“The hardest part about being an athlete is taking a day off” - Laird Hamilton
One of the most common reasons an athlete is successful is understanding that they can’t ONLY show up to the gym when they feel motivated. Motivation comes and goes, but consistency is what helps us reach our goals. However on the other hand, how do you know the difference between feeling unmotivated and being overtrained? Because the latter is one we need to pay attention to in order to protect our longevity in our sport/exercise.
Our best bet is to have the ability to differentiate between lack of motivation and overtraining. We’ve learned over the years some of the warning signs to be cautious of, and to listen to them immediately on a smaller scale so that you won't have to listen to it on a larger scale if ignored!
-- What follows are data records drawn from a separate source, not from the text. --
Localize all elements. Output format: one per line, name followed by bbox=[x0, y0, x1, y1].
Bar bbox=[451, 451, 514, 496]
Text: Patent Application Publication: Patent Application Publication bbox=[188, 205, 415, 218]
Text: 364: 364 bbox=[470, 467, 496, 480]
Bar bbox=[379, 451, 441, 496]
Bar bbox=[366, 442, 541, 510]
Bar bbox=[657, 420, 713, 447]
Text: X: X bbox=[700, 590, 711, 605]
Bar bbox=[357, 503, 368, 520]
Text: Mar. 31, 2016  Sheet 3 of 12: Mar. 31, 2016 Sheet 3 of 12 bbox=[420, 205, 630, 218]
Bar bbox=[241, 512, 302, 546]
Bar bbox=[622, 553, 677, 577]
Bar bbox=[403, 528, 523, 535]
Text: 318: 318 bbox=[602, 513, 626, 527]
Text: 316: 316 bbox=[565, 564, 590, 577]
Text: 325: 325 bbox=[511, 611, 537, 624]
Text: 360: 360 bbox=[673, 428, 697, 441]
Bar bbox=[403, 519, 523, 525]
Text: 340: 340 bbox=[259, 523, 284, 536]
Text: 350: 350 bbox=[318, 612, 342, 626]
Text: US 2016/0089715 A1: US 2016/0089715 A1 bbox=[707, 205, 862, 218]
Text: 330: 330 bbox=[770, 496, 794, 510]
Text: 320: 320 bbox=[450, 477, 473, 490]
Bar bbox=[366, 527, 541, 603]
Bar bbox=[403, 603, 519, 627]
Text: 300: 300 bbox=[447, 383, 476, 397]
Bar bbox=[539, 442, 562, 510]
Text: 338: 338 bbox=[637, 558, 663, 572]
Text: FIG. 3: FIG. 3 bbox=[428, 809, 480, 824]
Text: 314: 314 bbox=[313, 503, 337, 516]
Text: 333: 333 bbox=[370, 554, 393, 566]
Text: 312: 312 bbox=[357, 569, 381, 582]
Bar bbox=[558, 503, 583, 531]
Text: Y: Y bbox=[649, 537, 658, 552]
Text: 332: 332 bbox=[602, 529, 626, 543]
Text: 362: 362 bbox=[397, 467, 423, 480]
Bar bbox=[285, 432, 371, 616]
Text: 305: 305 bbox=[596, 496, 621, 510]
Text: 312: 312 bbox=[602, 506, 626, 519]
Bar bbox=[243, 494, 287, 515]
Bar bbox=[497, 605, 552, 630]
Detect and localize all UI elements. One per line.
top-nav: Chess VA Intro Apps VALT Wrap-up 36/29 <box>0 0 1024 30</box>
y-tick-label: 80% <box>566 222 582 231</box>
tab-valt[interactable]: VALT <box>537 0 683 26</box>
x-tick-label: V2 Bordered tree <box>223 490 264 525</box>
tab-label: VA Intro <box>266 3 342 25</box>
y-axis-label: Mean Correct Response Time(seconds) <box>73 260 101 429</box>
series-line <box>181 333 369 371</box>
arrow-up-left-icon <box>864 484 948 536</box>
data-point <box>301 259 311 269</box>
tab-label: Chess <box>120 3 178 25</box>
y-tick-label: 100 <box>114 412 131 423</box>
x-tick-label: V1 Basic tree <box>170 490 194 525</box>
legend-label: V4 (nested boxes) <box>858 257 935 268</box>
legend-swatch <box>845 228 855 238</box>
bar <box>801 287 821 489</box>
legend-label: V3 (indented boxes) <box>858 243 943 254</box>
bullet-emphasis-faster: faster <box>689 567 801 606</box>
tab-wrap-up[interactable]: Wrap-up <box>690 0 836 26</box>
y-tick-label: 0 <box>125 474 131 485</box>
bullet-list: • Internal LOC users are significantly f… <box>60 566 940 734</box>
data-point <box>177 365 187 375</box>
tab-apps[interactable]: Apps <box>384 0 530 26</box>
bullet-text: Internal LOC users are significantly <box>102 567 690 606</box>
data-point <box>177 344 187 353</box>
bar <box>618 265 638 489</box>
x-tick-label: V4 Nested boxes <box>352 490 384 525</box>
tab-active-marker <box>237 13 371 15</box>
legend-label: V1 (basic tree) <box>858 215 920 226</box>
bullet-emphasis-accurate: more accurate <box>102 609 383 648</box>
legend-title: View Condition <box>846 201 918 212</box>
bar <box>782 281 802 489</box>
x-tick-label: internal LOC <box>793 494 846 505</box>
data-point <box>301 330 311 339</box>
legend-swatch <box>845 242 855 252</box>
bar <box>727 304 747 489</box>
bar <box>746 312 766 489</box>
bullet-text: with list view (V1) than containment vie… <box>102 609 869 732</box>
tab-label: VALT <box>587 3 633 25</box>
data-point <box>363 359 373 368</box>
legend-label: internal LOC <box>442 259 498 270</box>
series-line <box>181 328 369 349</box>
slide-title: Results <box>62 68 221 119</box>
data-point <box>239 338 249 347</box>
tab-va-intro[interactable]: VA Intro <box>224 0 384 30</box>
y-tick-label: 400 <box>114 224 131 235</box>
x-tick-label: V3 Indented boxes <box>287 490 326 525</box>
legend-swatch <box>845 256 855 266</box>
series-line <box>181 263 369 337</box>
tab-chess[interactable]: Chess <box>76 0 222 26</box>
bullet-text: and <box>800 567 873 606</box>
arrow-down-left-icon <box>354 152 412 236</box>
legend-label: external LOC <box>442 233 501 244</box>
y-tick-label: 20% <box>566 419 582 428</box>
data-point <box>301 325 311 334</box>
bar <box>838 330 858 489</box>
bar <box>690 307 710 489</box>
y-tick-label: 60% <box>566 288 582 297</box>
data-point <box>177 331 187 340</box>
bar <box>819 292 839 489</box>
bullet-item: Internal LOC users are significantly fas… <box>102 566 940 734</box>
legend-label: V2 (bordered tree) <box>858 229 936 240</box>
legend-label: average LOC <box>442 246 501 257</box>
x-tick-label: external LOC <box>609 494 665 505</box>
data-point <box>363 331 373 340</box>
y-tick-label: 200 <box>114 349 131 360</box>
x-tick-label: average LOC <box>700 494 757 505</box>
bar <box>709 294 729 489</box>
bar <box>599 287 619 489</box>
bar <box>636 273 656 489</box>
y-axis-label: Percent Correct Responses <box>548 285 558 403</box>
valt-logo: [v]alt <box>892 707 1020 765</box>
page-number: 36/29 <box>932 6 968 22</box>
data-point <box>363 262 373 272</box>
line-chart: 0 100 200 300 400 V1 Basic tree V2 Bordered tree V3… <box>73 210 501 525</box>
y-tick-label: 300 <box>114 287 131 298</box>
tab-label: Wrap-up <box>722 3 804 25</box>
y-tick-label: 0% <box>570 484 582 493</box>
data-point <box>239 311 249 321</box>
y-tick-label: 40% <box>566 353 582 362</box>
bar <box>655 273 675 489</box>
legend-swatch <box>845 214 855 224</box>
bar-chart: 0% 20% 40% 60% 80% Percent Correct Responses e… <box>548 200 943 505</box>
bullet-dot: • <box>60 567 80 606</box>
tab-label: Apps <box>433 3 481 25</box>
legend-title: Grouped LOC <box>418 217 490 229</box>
Wouldn’t you rather take a day or two off compared to weeks at a time?
Here are some indicators to be on the lookout for:
- persistent muscle soreness
- delays in recovery
- performance plateau or decline
- consistent lack of energy
- poor sleep quality
In addition, being proactive and implementing some good habits will play a role in avoiding overtraining. Try some of these out:
1) Have consistently scheduled rest days every week
2) Make sure your nutrition matches your activity level (ask your coach for help if you're not sure!)
3) Go to bed and wake up at the same time (+-1 hour) each day for better sleep hygiene
4) Schedule in frequent recovery like massage/body work, meditation, and/or stretching
As always be in communication with your coach if you're ever experiencing any of the warning signs above. We are here to guide you on the path to success!